ネアンデルタール人はイヌの価値気づかず絶滅?イヌ家畜化はいつ始まったか
考古学データによる「ペット化起源」の年代
遺伝子におけるデータは、サンプルが抽出された個体が人間になついていたか、それとも野生に生きていたのか。何万年も前に起きたこうした直接行動に関する情報を我々に与えてくれない。 オオカミと枝分かれしたばかりの最初期のイエイヌたちが、初期の人類と生活をすぐに「共にしていたかどうか?」。それともしばらくはオオカミの群れと同じように、「ヒトの住む場所を避けて暮らしていたのか?」。 こうした問いに答えるためには、遺伝子データに頼るわけにはいかない。考古学上のデータが鍵を握ることになる。例えば、太古の人類の居住地(=遺跡地)から見つかるイエイヌの骨及び化石。そして下に紹介するようにイヌとヒトの骨格が一緒に埋葬されているケースも、いくつか知られている。こうした状況証拠は、ペット化及び家畜化の起源を探究する際、非常に重要になってくる。 考古学上の記録における年代の推定値に以下のものがある。 36,000―14,708年前(Germonpre 2009):ベルギーやウクライナ、ロシアなどの遺跡地から、複数のイエイヌと考えられる骨格や骨が発見されてきた。歯や骨の標本を、炭素同位体という化学的な手法を用いて、その動物個体が生きていた年代を測定することができる。一番古い考古学上のイヌ・ペット化の証拠の一つは、約3万6千年前のものだ。より新しい時代になるほど、よりたくさんの証拠が見つかる傾向がある。 33,500年前(Ovodon 2006):先に紹介したシベリアのアルタイ・ドッグの頭骨の標本はこの年代のものと推定されている。オオカミの頭骨の形態と比較したところ、このアルタイ・ドッグは最も初期のイエイヌの一つと研究者は結論づけた。ちなみにこの標本のDNAデータを調べたFreedman等(2017)の研究は、イエイヌの直接の先祖が現生のハイイロオオカミではなく、小型の「絶滅したオオカミの集団」だったという、興味深い仮説を導いている。

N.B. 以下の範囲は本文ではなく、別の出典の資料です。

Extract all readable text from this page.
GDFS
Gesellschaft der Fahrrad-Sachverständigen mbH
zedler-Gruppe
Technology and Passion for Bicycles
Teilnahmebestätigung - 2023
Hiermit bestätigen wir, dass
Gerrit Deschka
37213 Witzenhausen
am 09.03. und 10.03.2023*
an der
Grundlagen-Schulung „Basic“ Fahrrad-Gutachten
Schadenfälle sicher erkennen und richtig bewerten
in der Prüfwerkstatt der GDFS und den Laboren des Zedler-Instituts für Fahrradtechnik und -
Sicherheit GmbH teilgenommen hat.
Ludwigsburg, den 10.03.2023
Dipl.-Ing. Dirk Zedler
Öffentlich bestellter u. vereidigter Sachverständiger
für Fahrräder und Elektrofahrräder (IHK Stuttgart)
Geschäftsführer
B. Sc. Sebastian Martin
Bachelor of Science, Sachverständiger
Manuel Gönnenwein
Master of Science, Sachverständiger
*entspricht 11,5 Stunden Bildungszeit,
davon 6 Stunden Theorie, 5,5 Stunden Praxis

このアルタイ・ドッグに関しては他にもいくつか興味深い研究が行われている。(The Siberian Timnesに頭骨の写真がある:) 16,300年前(Pang等2009):揚子江近くで発見されたイヌの骨格にもとづく。イエイヌは単一のオオカミの集団から進化した「単一起源説」を支持している。 13,000年前(Turnbull 1974):イラクで発見されたアゴの骨にもとづく。部分骨格や骨の断片だけの標本は、イヌとオオカミの識別が難しいケースがあるが、歯を残したアゴの骨がはっきりイヌと断定できるケースもある。 12,450年前(Jing等2010):中国の標本による。ヨーロッパや中東だけでなく、東アジアからもたくさんの古いイヌの記録が知られている。この事実が伝統的なヨーロッパや中東のイヌ起源説に対抗する、「東アジア説」を生み出すことになった。 12,550年前(Thalmann等2005):ドイツからのサンプルをもとにヨーロッパがイエイヌの起源とする説を提唱している。 12,000年前(Davis等1978):1980年代にイスラエルのアイン・マラッハで発見された、有名な2匹の子イヌと中年の女性の骨格にもとづく(イメージはこちら参照)。骨格が埋もれていた状況から、研究者はイヌが飼い主とともに丁寧に埋葬されていたと結論付けた。そのためこの論文の発表以来、「ペット化された最古のイヌの記録」として、長くあちこちの文献などで目にする。 7,425年前(Losey等2011):初期新石器時代の中央アジア ── ロシアにある遺跡現場において発見された。イヌと考えられる骨格が人間のものと一緒に埋葬された。 以上、古い年代のものから順にいくつか選んで並べてみた。中期石器時代(約10万~3.5万年前)になると、人類は死者を埋葬する風習をはじめたことが知られている。その一環として「おそらく」イヌも一緒に飼い主と埋葬することが行われたようだ。イヌの骨が遺跡地(=当時の居住地や村落)から見つかれば、食用や愛玩用などの可能性があるものの、ヒトと一緒に生活をしていたと考えておいていいだろう。 一連の考古学上のデータからも、イヌの具体的なペット化が行われた年代に、まだかなり開きがある。特に古い時代になるほど、証拠となるような記録が少ないようだ。しかし1万年くらい前(=後期石器時代末から中期石器時代だ)になると、いろいろな場所で見つかっているようだ。ヨーロッパ北部や、シベリアやロシア北部などの特に寒冷地において、イヌはかなり重宝されていた印象を私は受ける。